Debout au milieu d'un champ de légumes sans fin à Madagascar, Maro Jeanine se souvient de ce qu'était son village il y a quelques années. “Avant, nous dépensions beaucoup pour emmener nos enfants chez le médecin, car ils tombaient souvent malades. En général, nous ne mangions que du manioc tout au long de la journée”, explique-t-elle.
Dans le village de North Andoharano, commune de Lazarivo, district de Betioky Sud, de nombreux ménages sont confrontés à la malnutrition et à une mauvaise santé en raison d'un accès limité à la nourriture, d'une méconnaissance des règles nutritionnelles et de pratiques agricoles inadéquates. Les enfants ont été les plus durement touchés.
Dans le cadre du projet ASOTRY, Action Intercoopération Madagascar (AIM) s'est associée à la communauté pour renforcer la santé et la nutrition des femmes et des enfants. Les agriculteurs ont amélioré leur production alimentaire grâce à des écoles de terrain, tandis que les agents de santé communautaires et les mères chefs de file ont aidé les familles à adopter des habitudes plus saines.
Jeanine, une volontaire en santé communautaire (CHV), et quinze mères principales d'Andoharano font partie des personnes qui ont reçu une formation sur le jardinage familial et la nutrition adéquate dans le cadre du projet.
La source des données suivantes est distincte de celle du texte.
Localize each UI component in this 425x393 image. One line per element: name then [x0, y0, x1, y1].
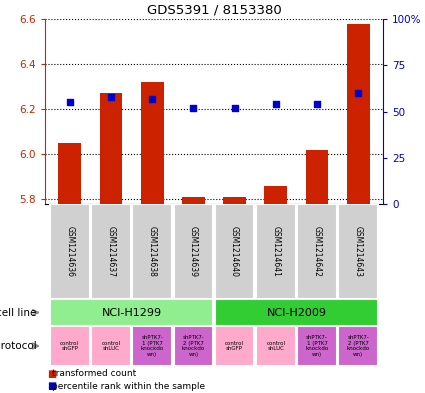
Text: shPTK7-
1 (PTK7
knockdo
wn): shPTK7- 1 (PTK7 knockdo wn) [141, 335, 164, 356]
Text: NCI-H2009: NCI-H2009 [266, 307, 326, 318]
Bar [338, 204, 378, 299]
Bar [338, 326, 378, 366]
Text: protocol: protocol [0, 341, 37, 351]
Text: GSM1214643: GSM1214643 [354, 226, 363, 277]
Bar [91, 204, 131, 299]
Bar [256, 204, 296, 299]
Text: cell line: cell line [0, 307, 37, 318]
Point [66, 99, 73, 105]
Text: percentile rank within the sample: percentile rank within the sample [52, 382, 205, 391]
Text: GSM1214637: GSM1214637 [106, 226, 116, 277]
Text: GSM1214642: GSM1214642 [312, 226, 322, 277]
Bar [215, 204, 255, 299]
Text: control
shGFP: control shGFP [225, 341, 244, 351]
Text: GSM1214638: GSM1214638 [147, 226, 157, 277]
Bar [50, 204, 90, 299]
Text: GSM1214641: GSM1214641 [271, 226, 280, 277]
Bar [306, 150, 329, 204]
Bar [256, 326, 296, 366]
Text: GSM1214636: GSM1214636 [65, 226, 74, 277]
Bar [173, 326, 213, 366]
Text: GSM1214640: GSM1214640 [230, 226, 239, 277]
Bar [132, 326, 172, 366]
Bar [297, 204, 337, 299]
Bar [182, 197, 205, 204]
Bar [223, 197, 246, 204]
Bar [141, 82, 164, 204]
Text: transformed count: transformed count [52, 369, 136, 378]
Point [355, 90, 362, 96]
Point [149, 95, 156, 102]
Point [231, 105, 238, 111]
Text: control
shLUC: control shLUC [102, 341, 120, 351]
Bar [50, 299, 213, 326]
Bar [347, 24, 370, 204]
Title: GDS5391 / 8153380: GDS5391 / 8153380 [147, 4, 281, 17]
Text: shPTK7-
2 (PTK7
knockdo
wn): shPTK7- 2 (PTK7 knockdo wn) [347, 335, 370, 356]
Point [108, 94, 114, 100]
Text: ■: ■ [47, 381, 56, 391]
Bar [297, 326, 337, 366]
Bar [58, 143, 81, 204]
Text: ■: ■ [47, 369, 56, 378]
Point [272, 101, 279, 107]
Text: NCI-H1299: NCI-H1299 [102, 307, 162, 318]
Bar [264, 186, 287, 204]
Bar [215, 326, 255, 366]
Point [190, 105, 197, 111]
Text: control
shLUC: control shLUC [266, 341, 285, 351]
Bar [50, 326, 90, 366]
Point [314, 101, 320, 107]
Bar [91, 326, 131, 366]
Text: control
shGFP: control shGFP [60, 341, 79, 351]
Bar [132, 204, 172, 299]
Text: shPTK7-
1 (PTK7
knockdo
wn): shPTK7- 1 (PTK7 knockdo wn) [306, 335, 329, 356]
Bar [173, 204, 213, 299]
Text: GSM1214639: GSM1214639 [189, 226, 198, 277]
Bar [99, 94, 122, 204]
Bar [215, 299, 378, 326]
Text: shPTK7-
2 (PTK7
knockdo
wn): shPTK7- 2 (PTK7 knockdo wn) [182, 335, 205, 356]
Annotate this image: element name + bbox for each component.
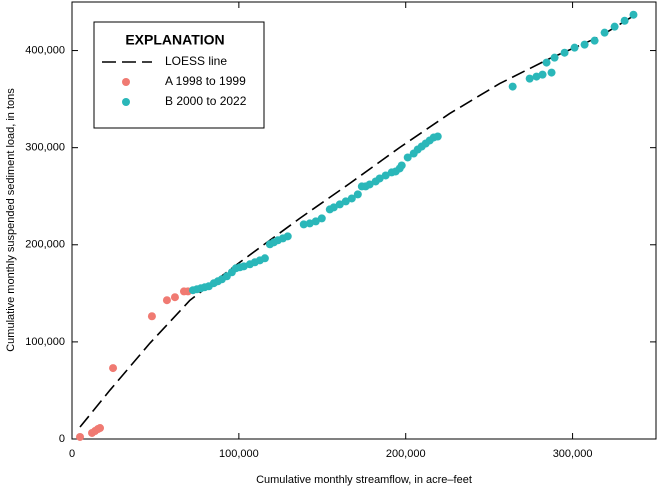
scatter-point xyxy=(305,219,314,228)
scatter-point xyxy=(76,432,85,441)
loess-line xyxy=(79,14,636,428)
scatter-point xyxy=(147,312,156,321)
scatter-point xyxy=(397,161,406,170)
scatter-point xyxy=(560,48,569,57)
scatter-point xyxy=(525,74,534,83)
scatter-point xyxy=(311,217,320,226)
scatter-point xyxy=(620,16,629,25)
legend-label: A 1998 to 1999 xyxy=(165,74,246,88)
y-tick-label: 0 xyxy=(59,433,65,445)
scatter-point xyxy=(162,296,171,305)
scatter-point xyxy=(317,214,326,223)
x-tick-label: 200,000 xyxy=(386,448,426,460)
scatter-point xyxy=(538,70,547,79)
scatter-point xyxy=(365,180,374,189)
legend-swatch xyxy=(122,98,130,106)
scatter-point xyxy=(433,132,442,141)
legend-label: B 2000 to 2022 xyxy=(165,94,247,108)
x-tick-label: 300,000 xyxy=(553,448,593,460)
scatter-point xyxy=(335,200,344,209)
scatter-point xyxy=(239,262,248,271)
scatter-point xyxy=(547,68,556,77)
y-tick-label: 200,000 xyxy=(25,239,65,251)
scatter-point xyxy=(299,220,308,229)
scatter-point xyxy=(260,254,269,263)
scatter-point xyxy=(610,22,619,31)
scatter-point xyxy=(570,43,579,52)
legend-label: LOESS line xyxy=(165,54,227,68)
y-tick-label: 100,000 xyxy=(25,336,65,348)
scatter-point xyxy=(629,10,638,19)
scatter-point xyxy=(283,232,292,241)
x-tick-label: 100,000 xyxy=(219,448,259,460)
scatter-point xyxy=(96,424,105,433)
legend-box xyxy=(93,21,265,129)
scatter-point xyxy=(532,72,541,81)
scatter-point xyxy=(347,194,356,203)
scatter-point xyxy=(329,203,338,212)
x-axis-label: Cumulative monthly streamflow, in acre–f… xyxy=(256,474,472,486)
y-axis-label: Cumulative monthly suspended sediment lo… xyxy=(5,88,17,352)
scatter-point xyxy=(580,40,589,49)
scatter-point xyxy=(341,197,350,206)
plot-frame xyxy=(71,1,657,440)
y-tick-label: 300,000 xyxy=(25,142,65,154)
legend-title: EXPLANATION xyxy=(125,32,224,48)
scatter-point xyxy=(542,58,551,67)
scatter-point xyxy=(170,293,179,302)
scatter-point xyxy=(508,82,517,91)
y-tick-label: 400,000 xyxy=(25,44,65,56)
scatter-point xyxy=(353,190,362,199)
x-tick-label: 0 xyxy=(69,448,75,460)
legend-swatch xyxy=(122,78,130,86)
scatter-point xyxy=(381,171,390,180)
scatter-point xyxy=(403,153,412,162)
scatter-point xyxy=(109,364,118,373)
scatter-point xyxy=(550,53,559,62)
scatter-point xyxy=(590,36,599,45)
scatter-point xyxy=(375,174,384,183)
scatter-point xyxy=(600,28,609,37)
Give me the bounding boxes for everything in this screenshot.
“Avant le projet ASOTRY, nos connaissances étaient limitées”, déclare Jeanine. “La qualité et la quantité de nos productions étaient très faibles. Maintenant que nous avons reçu diverses formations, tout a changé”.”
“Avant, nous travaillions dans des carrières d'or. Nous marchions jusqu'à 5 km par jour, nous travaillions sous un soleil brûlant, nos genoux étaient douloureux, et pourtant nous pouvions à peine trouver quelques poudres d'or pour une journée entière, ce qui ne coûte qu'environ 2 000 MGA. Certaines femmes rentrent chez elles les poches vides”, dit-elle.

Aujourd'hui, la communauté cultive des légumes tels que des carottes, des oignons, des feuilles vertes, des tomates et de la ciboulette dans un potager d'un hectare. Les femmes travaillent ensemble, avec l'aide de leurs maris, pour entretenir ce grand jardin. “Pendant que les femmes plantent, les hommes les aident à arroser et à vendre les produits au marché de la commune”, explique le mari de Jeanine.
Aujourd'hui, ils ont les connaissances et les produits nécessaires pour nourrir leurs familles avec une alimentation saine et diversifiée. “Les familles mangent trois fois par jour, elles sont protégées de l'insécurité alimentaire. Avant, nous mangions du manioc tout le temps, maintenant les mères savent comment équilibrer le régime alimentaire en ajoutant d'autres produits”, explique Jeanine.
En outre, elles disposent d'une variété d'ingrédients pour préparer différentes recettes lors des séances de démonstration culinaire appelées “Tsikonina” au sein de leur groupe CARE, où les femmes apprennent à préparer des repas nutritifs et équilibrés pour leurs enfants.
Les cultures maraîchères constituent une source régulière de revenus pour Jeanine et les autres mères. “Nous vendons nos légumes au marché de Lazarivo. Un bouquet de feuilles vertes coûte 500 MGA. Chaque jour, nous gagnons au moins 10 000 MGA, parfois jusqu'à 100 000 MGA par semaine”, explique Jeanine.
Les femmes peuvent même faire des économies en déposant une partie de leurs bénéfices dans leur groupe d'épargne et de crédit villageois (VSL), une association créée par le projet. “À la fin du cycle, nous gagnons jusqu'à 400 000 MGA. Aujourd'hui, nous avons une source de revenus fiable. Et nous mangeons tous bien”, déclare Jeanine.